Turchin's organization of his book is one of iteratively stating a problem in the study of human action (for example the growth of ethnic identity), providing a background of facts pertaining to the issue, presenting verbal theories, reducing the verbiage to a mathematical model, describing some results of the mathematical model, and occasionally applying an empirical test. The discussion of growth of empires, or even just polities, constitute the most interesting parts of the book. It made the book so interesting that I continued to read even though I became bored with the "mathematical" discussions.

The mathematical models Turchin presents consist of the usual culprits--the exponential growth equation, logistic equation, and second order reaction-diffusion equations (sets of two or more first order coupled differential equations) we have seen in the past. Many people have applied these for the past seven decades to explain such varied phenomena as feedback control circuits, electronic devices, predator-prey relationships, autocatalytic chemical reactions, and chaotic behavior of climate. We have seen them too often in the context of complexity science, which has little accomplishment compared to its fan-fare and book sales. Historical dynamics looks slightly like an excuse to present these same analyses yet one more time.

The book contains several other flaws that seem worth mentioning. First, there is the usual problem with historical science by way of not enough data to compare theories to predictions. Second, the conclusions seem tendentious rather than objective at times. For example, in the chapter on ethnokinetics Turchin examines actual data on the growth of religion against a series of models and finds that growth according to a logistic model (autocatayltic model) fits well; in fact, according to Turchin, it "does much better relative to alternatives." Yet the data he illustrates for growth of Christianity in Egypt suggests a threshold model and not logistic-style growth.

Turchin's empirical tests contain too much "adhoc-icity." For example, in his analysis of the political history of Europe from 0 to 1900 C.E. he looks at the frontier as an independent variable and empire as the dependent variable. These he organizes as a two-way table. However, his measure of being on a frontier is a sum of points given by being on the boundary between antagonistic religions (each weighted 0 to 3), differing languages, lifestyles, and intense warfare (0 to 2). It is at once an ad hoc scale, and also skewed, since religious differences and strife are practically one and the same.

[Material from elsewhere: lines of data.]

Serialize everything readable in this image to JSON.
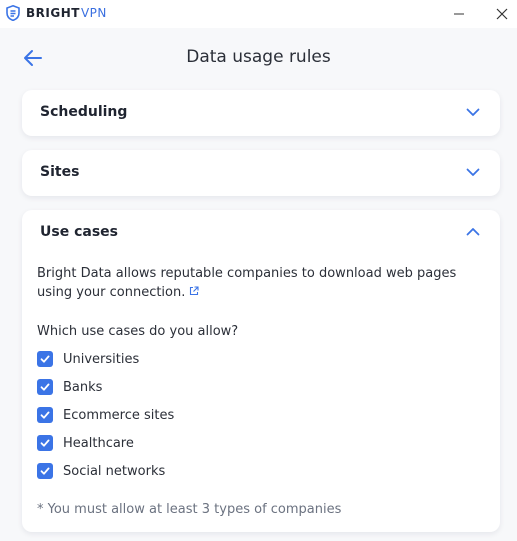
{
  "app": {
    "brand_bold": "BRIGHT",
    "brand_light": "VPN",
    "accent": "#3b74e6"
  },
  "header": {
    "title": "Data usage rules"
  },
  "sections": {
    "scheduling": {
      "title": "Scheduling",
      "expanded": false
    },
    "sites": {
      "title": "Sites",
      "expanded": false
    },
    "use_cases": {
      "title": "Use cases",
      "expanded": true,
      "description": "Bright Data allows reputable companies to download web pages using your connection.",
      "question": "Which use cases do you allow?",
      "options": [
        {
          "label": "Universities",
          "checked": true
        },
        {
          "label": "Banks",
          "checked": true
        },
        {
          "label": "Ecommerce sites",
          "checked": true
        },
        {
          "label": "Healthcare",
          "checked": true
        },
        {
          "label": "Social networks",
          "checked": true
        }
      ],
      "note": "* You must allow at least 3 types of companies"
    }
  }
}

Moreover, his measure of being an empire is simply that of comprising an area greater than 100,000 kilometers squared. It is equally ad hoc. Such are not the ordinary fare of two-way analysis which depends on objective, clear measures. What we need is a sense that his analysis does not depend on his ad hoc divisions. Yet he offers nothing in the way of a table of contrasts or "dose-response" curves.

The biggest flaw that I see is one typical of the historian-sociologist applying mathematics to their science. The process is more like finding models that satisfy the need to have an explanation rather than providing the basis of an experimental test. Certainly the models sometimes fit well, but what do the parameters in the models mean? In the physical sciences, we do not just apply mathematical models. We test whether or not the models make sense. Partially this is a process of deciding whether or not the parameters in a model are realistic. In fact, thinking about the connection between model parameters and physical meaning is where prediction usually begins. And prediction is a prerequisite to hypothesis testing. Turchin touts one of his models as containing only five parameters! To a physicist five parameters seems just on the verge of being complex enough to lose its explanatory power. One can fit almost anything with five parameters.

People outside of hard sciences often think that a science matures because it uses mathematics. But this misses the point of both science and mathematics. Science matures through definitive experimentation and the testing of hypotheses. Mathematics is necessary for this goal, but it is not sufficient.